UNASSIGNED: Performance of an existing 4-assay model in comparison with the existing full ER agonist model was analyzed as related to chemical clustering. This was a case study, and a similar analysis can be performed with any subset model in which the same chemicals (or subset of chemicals) are screened. Of the 365 clusters containing >1 ER model chemical, 321 did not have any chemicals predicted to be agonists by the full ER agonist model. The best 4-assay subset ER agonist model disagreed with the full ER agonist model by predicting agonist activity for 122 chemicals from 91 of the 321 clusters. There were 44 clusters with at least two chemicals and at least one agonist based upon the full ER agonist model, which allowed accuracy predictions on a per-cluster basis. The accuracy of the best 4-assay subset ER agonist model ranged from 50% to 100% across these 44 clusters, with 32 clusters having accuracy ≥90%. Overall, the best 4-assay subset ER agonist model resulted in 122 false-positive and only 2 false-negative predictions compared with the full ER agonist model. Most false positives (89) were active in only two of the four assays, whereas all but 11 true positive chemicals were active in at least three assays. False positive chemicals also tended to have lower area under the curve (AUC) values, with 110 out of 122 false positives having an AUC value below 0.214, which is lower than 75% of the positives as predicted by the full ER agonist model. Many false positives demonstrated borderline activity. The median AUC value for the 122 false positives from the best 4-assay subset ER agonist model was 0.138, whereas the threshold for an active prediction is 0.1.

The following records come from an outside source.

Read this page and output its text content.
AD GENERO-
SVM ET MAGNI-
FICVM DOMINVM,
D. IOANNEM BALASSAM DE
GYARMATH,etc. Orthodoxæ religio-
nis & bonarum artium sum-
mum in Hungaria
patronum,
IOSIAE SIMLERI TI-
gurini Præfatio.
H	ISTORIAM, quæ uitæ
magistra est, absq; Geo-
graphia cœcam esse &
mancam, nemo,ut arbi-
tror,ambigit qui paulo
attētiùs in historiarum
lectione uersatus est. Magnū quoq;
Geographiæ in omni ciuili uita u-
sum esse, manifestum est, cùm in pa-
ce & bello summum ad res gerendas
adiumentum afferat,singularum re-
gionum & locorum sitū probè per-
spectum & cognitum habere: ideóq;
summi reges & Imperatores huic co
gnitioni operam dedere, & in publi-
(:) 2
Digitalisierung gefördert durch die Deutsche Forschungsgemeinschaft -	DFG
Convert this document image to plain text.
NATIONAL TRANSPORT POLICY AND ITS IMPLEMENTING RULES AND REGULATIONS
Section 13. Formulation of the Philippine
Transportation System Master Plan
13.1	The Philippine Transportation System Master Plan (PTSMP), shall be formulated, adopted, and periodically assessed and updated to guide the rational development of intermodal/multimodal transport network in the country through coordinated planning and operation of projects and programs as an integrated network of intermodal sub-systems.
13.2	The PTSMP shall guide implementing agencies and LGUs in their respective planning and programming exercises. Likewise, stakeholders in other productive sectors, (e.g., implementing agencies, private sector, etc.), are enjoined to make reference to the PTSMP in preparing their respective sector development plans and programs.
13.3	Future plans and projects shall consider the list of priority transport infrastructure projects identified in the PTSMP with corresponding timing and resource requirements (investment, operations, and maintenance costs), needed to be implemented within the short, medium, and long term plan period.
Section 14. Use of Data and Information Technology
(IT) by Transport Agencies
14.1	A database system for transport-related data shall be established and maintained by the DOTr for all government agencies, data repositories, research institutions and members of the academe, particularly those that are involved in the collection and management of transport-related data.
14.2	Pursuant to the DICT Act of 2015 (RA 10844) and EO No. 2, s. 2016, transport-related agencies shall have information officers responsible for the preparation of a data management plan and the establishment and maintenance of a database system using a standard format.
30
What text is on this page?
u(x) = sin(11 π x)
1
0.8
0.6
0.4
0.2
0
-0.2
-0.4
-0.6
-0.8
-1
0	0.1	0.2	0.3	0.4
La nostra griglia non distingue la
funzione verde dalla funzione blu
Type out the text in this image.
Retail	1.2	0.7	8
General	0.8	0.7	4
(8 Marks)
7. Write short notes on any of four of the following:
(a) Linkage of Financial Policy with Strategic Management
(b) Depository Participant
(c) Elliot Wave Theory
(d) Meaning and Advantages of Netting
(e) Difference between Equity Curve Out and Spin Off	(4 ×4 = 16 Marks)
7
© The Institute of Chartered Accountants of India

UNASSIGNED: Our results show that the existing 4-assay model performs well across a range of structurally diverse chemicals. Although this is a descriptive analysis of previous results, several concepts can be applied to any screening model used in the future. First, the clustering of the chemicals provides a means of ensuring that future screening evaluations consider the broad chemical space represented by the EDSP UoC. The clusters can also assist in prioritizing future chemicals for screening in specific clusters based on the activity of known chemicals in those clusters. The clustering approach can be useful in providing a framework to evaluate which portions of the EDSP UoC chemical space are reliably covered by in silico and in vitro approaches and where predictions from either method alone or both methods combined are most reliable. The lessons learned from this case study can be easily applied to future evaluations of model applicability and screening to evaluate future datasets.